Die Bewegung stellt die konfliktgeladene Schnittstelle innerhalb des postfordistischen Arbeitsprozesses dar. Aus eben diesem Grund (und nicht trotz dieses Umstandes) erscheint sie in der Öffentlichkeit als ethische Bewegung. Was bedeutet das? Die zeitgenössische kapitalistische Produktion setzt alle Fertigkeiten, die unsere Art gegenüber allen anderen auszeichnen, zu ihrem Nutzen ein: abstraktes Denken, Sprache, Einbildungskraft, Affekte, ästhetischen Geschmack usw. Seit fünfzehn Jahren wurde (meines Erachtens mit gutem Grund) immer wieder darauf hingewiesen, dass der Postfordismus das Leben als solches als Arbeitskraft einsetzt. Man wird schnell darüber einig werden, dass es sich dabei um eine grob vereinfachende Formulierung handelt, doch schlage ich vor, uns an sie zu halten, unter der Prämisse, dass es diesbezüglich natürlich detaillierterer Analysen bedarf. Wenn es also stimmt, dass die postfordistische Produktion sich das "Leben" aneignet, in anderen Worten das Zusammenspiel der spezifisch menschlichen Fähigkeiten, dann ist es wohl offensichtlich, dass der Aufstand dagegen sich an eben diesem Umstand festmachen lässt. Dem von der flexiblen Produktion vereinnahmten Leben wird die Instanz des "guten Lebens" entgegengesetzt. Und die Suche nach dem "guten Leben" ist das Thema der Ethik.
Darin besteht die
Schwierigkeit und die wahre Herausforderung. Der Primat
der Ethik ist die unmittelbare Konsequenz der materiellen
Produktionsverhältnisse. Aber dieser Primat scheint
zunächst einmal von dem weg zu führen, was wir eben
als seine Ursache erkannt haben.
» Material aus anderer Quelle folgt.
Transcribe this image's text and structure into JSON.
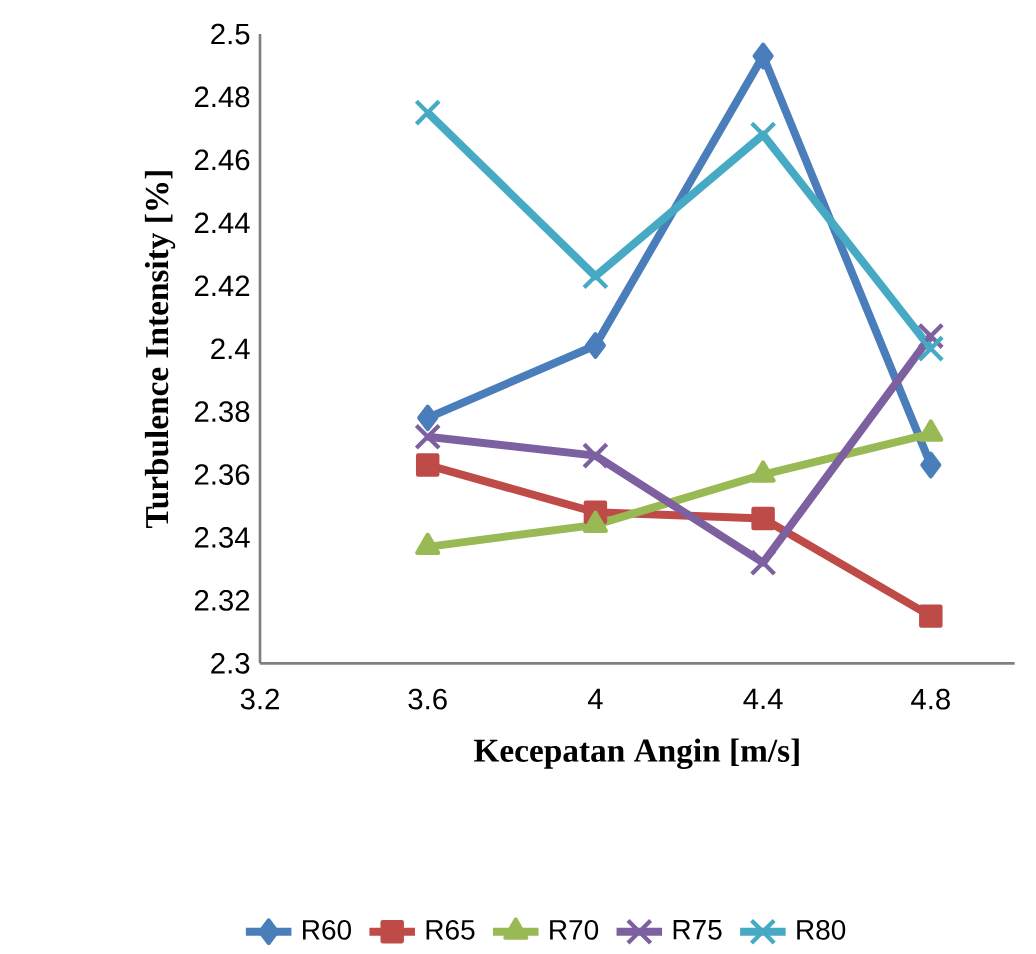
{
  "chart_data": {
    "type": "line",
    "xlabel": "Kecepatan Angin [m/s]",
    "ylabel": "Turbulence Intensity [%]",
    "x": [
      3.6,
      4,
      4.4,
      4.8
    ],
    "series": [
      {
        "name": "R60",
        "color": "#4a7ebb",
        "marker": "diamond",
        "values": [
          2.378,
          2.401,
          2.493,
          2.363
        ]
      },
      {
        "name": "R65",
        "color": "#be4b48",
        "marker": "square",
        "values": [
          2.363,
          2.348,
          2.346,
          2.315
        ]
      },
      {
        "name": "R70",
        "color": "#98b954",
        "marker": "triangle",
        "values": [
          2.337,
          2.344,
          2.36,
          2.373
        ]
      },
      {
        "name": "R75",
        "color": "#7d60a0",
        "marker": "cross",
        "values": [
          2.372,
          2.366,
          2.332,
          2.404
        ]
      },
      {
        "name": "R80",
        "color": "#46aac5",
        "marker": "cross",
        "values": [
          2.475,
          2.423,
          2.468,
          2.4
        ]
      }
    ],
    "xlim": [
      3.2,
      5.0
    ],
    "xticks": [
      3.2,
      3.6,
      4,
      4.4,
      4.8
    ],
    "ylim": [
      2.3,
      2.5
    ],
    "yticks": [
      2.3,
      2.32,
      2.34,
      2.36,
      2.38,
      2.4,
      2.42,
      2.44,
      2.46,
      2.48,
      2.5
    ],
    "grid": false,
    "legend": "bottom",
    "line_style": "solid"
  }
}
Eine ethische Bewegung
wird Mühe haben, sich in die Art und Weise, über die
heutzutage der Mehrwert geschaffen wird, einzumischen.
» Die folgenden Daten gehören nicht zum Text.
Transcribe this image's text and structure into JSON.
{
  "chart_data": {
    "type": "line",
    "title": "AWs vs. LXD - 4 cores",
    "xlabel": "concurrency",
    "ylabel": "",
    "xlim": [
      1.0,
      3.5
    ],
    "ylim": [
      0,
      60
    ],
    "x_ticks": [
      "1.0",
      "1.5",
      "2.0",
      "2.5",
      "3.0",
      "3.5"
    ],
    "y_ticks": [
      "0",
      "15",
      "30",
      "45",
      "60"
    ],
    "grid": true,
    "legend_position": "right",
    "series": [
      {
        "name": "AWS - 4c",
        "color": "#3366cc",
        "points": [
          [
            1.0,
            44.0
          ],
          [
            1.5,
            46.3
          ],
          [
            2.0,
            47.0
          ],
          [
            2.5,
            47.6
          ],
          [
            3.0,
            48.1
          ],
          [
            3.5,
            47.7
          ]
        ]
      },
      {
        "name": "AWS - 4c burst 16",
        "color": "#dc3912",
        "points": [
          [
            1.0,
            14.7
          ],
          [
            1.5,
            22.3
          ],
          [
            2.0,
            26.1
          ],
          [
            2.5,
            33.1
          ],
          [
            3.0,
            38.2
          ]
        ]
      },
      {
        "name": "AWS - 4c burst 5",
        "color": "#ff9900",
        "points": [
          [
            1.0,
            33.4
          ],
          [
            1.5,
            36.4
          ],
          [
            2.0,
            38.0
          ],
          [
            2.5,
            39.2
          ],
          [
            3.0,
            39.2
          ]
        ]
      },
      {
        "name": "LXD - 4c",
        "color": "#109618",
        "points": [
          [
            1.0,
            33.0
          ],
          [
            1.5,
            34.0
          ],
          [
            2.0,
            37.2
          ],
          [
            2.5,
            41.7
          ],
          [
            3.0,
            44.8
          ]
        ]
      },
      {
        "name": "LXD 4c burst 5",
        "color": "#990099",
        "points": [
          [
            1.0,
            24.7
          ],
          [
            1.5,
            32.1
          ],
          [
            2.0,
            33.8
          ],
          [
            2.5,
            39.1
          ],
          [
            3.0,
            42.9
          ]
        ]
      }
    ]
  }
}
Die Arbeitskräfte, die sich im Zentrum des globalisierten
Postfordismus befinden – Prekäre, Flexible, GrenzgängerInnen
zwischen Beschäftigung und Arbeitslosigkeit – verteidigen
einige allgemeine Prinzipien der conditio
humana: die Redefreiheit, den freien Zugang zum
Wissen als Gemeingut, den Frieden, den Umweltschutz,
Gerechtigkeit und Solidarität, das Streben nach einer
Öffentlichkeit, in der die Einzigartigkeit jeglicher
Existenz im Vordergrund steht. Obgleich die ethische
Instanz, die zwar im gesellschaftlichen Arbeitstag
verwurzelt ist, über diesen letzteren weit hinausgeht,
so verändert sie doch noch nicht die Kräfteverhältnisse,
die in seinem Inneren walten.
Misstrauen gegenüber der ethischen
Kraft der Bewegung ist nicht angebracht, wenn es auf
dem Vorwurf basiert, die Bewegung vernachlässige auf
diese Weise den Kampf gegen die Ausbeutung. Es wäre
aber auch ein Irrtum, aus den umgekehrten Gründen weihevoll
zu verkünden, diese ethische Kraft sei nicht mehr auf
Kategorien wie "Ausbeutung" und "Klassenkampf"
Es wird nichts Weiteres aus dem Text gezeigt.